The West Indies-born English author M. P. Shiel’s work earned the admiration of his fellow writer of horror and fantasy H.P. Lovecraft, as well as of such mainstream writers as Eudora Welty. His 1901 novel The Lord of the Sea—which displays the “extreme style and apocalyptic themes” that, in Michael Weingrad’s words, characterizes much of his work—imagines a Jewish takeover of Britain based on the most absurd anti-Semitic assumptions about Jewish power and villainy. At the same time, Shiel describes this terrifying invasion as the result of an eruption of European anti-Semitism that, from a 21st-century perspective, seems almost prophetic. Shiel then introduces a plot twist that turns his hero into a perverse counterpart of the title character of George Eliot’s Zionist novel Daniel Deronda. Weingrad tries to make sense of this bizarre blend of anti-Semitism and philo-Semitism:
The Lord of the Sea is very much a novel of its time. Jews were on the mind of the British empire: as immigrants swelling the poor population of London’s East End, in the persons of wealthy financiers in Europe and some of the rand lords of South Africa, as victims of shocking mass violence in tsarist Russia, as reminders to Christians of millenarian hopes, and as one of the world’s national minorities seeking independence and sovereignty through the recently launched Zionist movement. Shiel’s novel was contemporary with anti-Jewish polemics such as Joseph Banister’s England under the Jews (1901), and the claims by the economist J. A. Hobson in War in South Africa (1900) that Jews were behind England’s involvement in the Boer War that had broken out in 1899.
It was also contemporary with evangelical Christian hopes for Jewish conversion, growing British sympathy for the Zionist movement, and the 1903 proposal to create a Jewish homeland in British Africa. What is most notable about Shiel’s novel is its packing in such extremes of Jewish representation, from the bestial to the messianic, in one place.

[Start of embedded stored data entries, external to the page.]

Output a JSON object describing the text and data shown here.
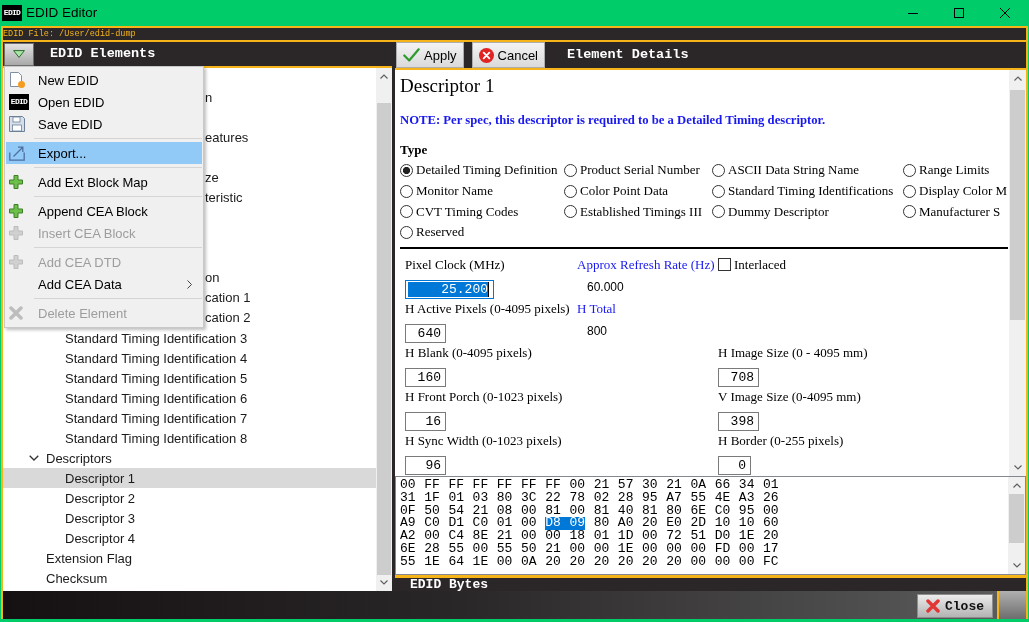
{
  "window": {
    "logo_text": "EDID",
    "title": "EDID Editor"
  },
  "file_bar": {
    "text": "EDID File: /User/edid-dump"
  },
  "elements_panel": {
    "title": "EDID Elements",
    "menu": {
      "items": [
        {
          "kind": "item",
          "label": "New EDID",
          "selected": false,
          "disabled": false
        },
        {
          "kind": "item",
          "label": "Open EDID",
          "icon_text": "EDID",
          "selected": false,
          "disabled": false
        },
        {
          "kind": "item",
          "label": "Save EDID",
          "selected": false,
          "disabled": false
        },
        {
          "kind": "separator"
        },
        {
          "kind": "item",
          "label": "Export...",
          "selected": true,
          "disabled": false
        },
        {
          "kind": "separator"
        },
        {
          "kind": "item",
          "label": "Add Ext Block Map",
          "selected": false,
          "disabled": false
        },
        {
          "kind": "separator"
        },
        {
          "kind": "item",
          "label": "Append CEA Block",
          "selected": false,
          "disabled": false
        },
        {
          "kind": "item",
          "label": "Insert CEA Block",
          "selected": false,
          "disabled": true
        },
        {
          "kind": "separator"
        },
        {
          "kind": "item",
          "label": "Add CEA DTD",
          "selected": false,
          "disabled": true
        },
        {
          "kind": "submenu",
          "label": "Add CEA Data",
          "selected": false,
          "disabled": false
        },
        {
          "kind": "separator"
        },
        {
          "kind": "item",
          "label": "Delete Element",
          "selected": false,
          "disabled": true
        }
      ]
    },
    "tree": {
      "items": [
        {
          "label": "n",
          "selected": false
        },
        {
          "label": "eatures",
          "selected": false
        },
        {
          "label": "ze",
          "selected": false
        },
        {
          "label": "teristic",
          "selected": false
        },
        {
          "label": "on",
          "selected": false,
          "children": [
            {
              "label": "cation 1",
              "selected": false
            },
            {
              "label": "cation 2",
              "selected": false
            },
            {
              "label": "Standard Timing Identification 3",
              "selected": false
            },
            {
              "label": "Standard Timing Identification 4",
              "selected": false
            },
            {
              "label": "Standard Timing Identification 5",
              "selected": false
            },
            {
              "label": "Standard Timing Identification 6",
              "selected": false
            },
            {
              "label": "Standard Timing Identification 7",
              "selected": false
            },
            {
              "label": "Standard Timing Identification 8",
              "selected": false
            }
          ]
        },
        {
          "label": "Descriptors",
          "selected": false,
          "expanded": true,
          "children": [
            {
              "label": "Descriptor 1",
              "selected": true
            },
            {
              "label": "Descriptor 2",
              "selected": false
            },
            {
              "label": "Descriptor 3",
              "selected": false
            },
            {
              "label": "Descriptor 4",
              "selected": false
            }
          ]
        },
        {
          "label": "Extension Flag",
          "selected": false
        },
        {
          "label": "Checksum",
          "selected": false
        }
      ]
    }
  },
  "details_panel": {
    "buttons": [
      {
        "label": "Apply"
      },
      {
        "label": "Cancel"
      }
    ],
    "title": "Element Details",
    "heading": "Descriptor 1",
    "note": "NOTE: Per spec, this descriptor is required to be a Detailed Timing descriptor.",
    "type_label": "Type",
    "type_options": [
      {
        "label": "Detailed Timing Definition",
        "selected": true
      },
      {
        "label": "Product Serial Number",
        "selected": false
      },
      {
        "label": "ASCII Data String Name",
        "selected": false
      },
      {
        "label": "Range Limits",
        "selected": false
      },
      {
        "label": "Monitor Name",
        "selected": false
      },
      {
        "label": "Color Point Data",
        "selected": false
      },
      {
        "label": "Standard Timing Identifications",
        "selected": false
      },
      {
        "label": "Display Color M",
        "selected": false
      },
      {
        "label": "CVT Timing Codes",
        "selected": false
      },
      {
        "label": "Established Timings III",
        "selected": false
      },
      {
        "label": "Dummy Descriptor",
        "selected": false
      },
      {
        "label": "Manufacturer S",
        "selected": false
      },
      {
        "label": "Reserved",
        "selected": false
      }
    ],
    "timing_rows": [
      {
        "left": {
          "kind": "input",
          "label": "Pixel Clock (MHz)",
          "value": "25.200",
          "focused": true
        },
        "middle": {
          "kind": "readout",
          "label": "Approx Refresh Rate (Hz)",
          "value": "60.000"
        },
        "right": {
          "kind": "checkbox",
          "label": "Interlaced",
          "checked": false
        }
      },
      {
        "left": {
          "kind": "input",
          "label": "H Active Pixels (0-4095 pixels)",
          "value": "640",
          "focused": false
        },
        "middle": {
          "kind": "readout",
          "label": "H Total",
          "value": "800"
        }
      },
      {
        "left": {
          "kind": "input",
          "label": "H Blank (0-4095 pixels)",
          "value": "160",
          "focused": false
        },
        "right": {
          "kind": "input",
          "label": "H Image Size (0 - 4095 mm)",
          "value": "708",
          "focused": false
        }
      },
      {
        "left": {
          "kind": "input",
          "label": "H Front Porch (0-1023 pixels)",
          "value": "16",
          "focused": false
        },
        "right": {
          "kind": "input",
          "label": "V Image Size (0-4095 mm)",
          "value": "398",
          "focused": false
        }
      },
      {
        "left": {
          "kind": "input",
          "label": "H Sync Width (0-1023 pixels)",
          "value": "96",
          "focused": false
        },
        "right": {
          "kind": "input",
          "label": "H Border (0-255 pixels)",
          "value": "0",
          "focused": false
        }
      }
    ]
  },
  "bytes_panel": {
    "rows": [
      {
        "segments": [
          {
            "text": "00 FF FF FF FF FF FF 00 21 57 30 21 0A 66 34 01",
            "selected": false
          }
        ]
      },
      {
        "segments": [
          {
            "text": "31 1F 01 03 80 3C 22 78 02 28 95 A7 55 4E A3 26",
            "selected": false
          }
        ]
      },
      {
        "segments": [
          {
            "text": "0F 50 54 21 08 00 81 00 81 40 81 80 6E C0 95 00",
            "selected": false
          }
        ]
      },
      {
        "segments": [
          {
            "text": "A9 C0 D1 C0 01 00",
            "selected": false
          },
          {
            "text": "D8 09",
            "selected": true
          },
          {
            "text": "80 A0 20 E0 2D 10 10 60",
            "selected": false
          }
        ]
      },
      {
        "segments": [
          {
            "text": "A2 00 C4 8E 21 00 00 18 01 1D 00 72 51 D0 1E 20",
            "selected": false
          }
        ]
      },
      {
        "segments": [
          {
            "text": "6E 28 55 00 55 50 21 00 00 1E 00 00 00 FD 00 17",
            "selected": false
          }
        ]
      },
      {
        "segments": [
          {
            "text": "55 1E 64 1E 00 0A 20 20 20 20 20 20 00 00 00 FC",
            "selected": false
          }
        ]
      }
    ],
    "title": "EDID Bytes"
  },
  "footer": {
    "close_button": {
      "label": "Close"
    }
  }
}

English attitudes and standards of accepted behavior towards Jews involve a mix of often contrary tendencies. The long span of English literature has of course produced memorably monstrous representations of Jews in the works of Chaucer, Shakespeare, Dickens, and others, exercising an outsized influence on the demonization of Jews in literary culture and beyond. In general, however, modern English literary culture featured a range of anti-Jewish prejudices and malicious expressions, sometimes taking extreme verbal or written form, but usually leavened by an English sense of decorum or notion of “fair play,” and in some cases counterbalanced by pronounced philo-Semitism or at least social sanctions against stark expressions of anti-Jewish hostility.
Shiel’s novel reflects the extreme ends, pro- and anti-Jewish, of British attitudes in its messianic, conspiratorial fantasy, to a great extent reflecting the particular sociopolitical moment in which it was written, when anti-Jewish expressions were at a pitch.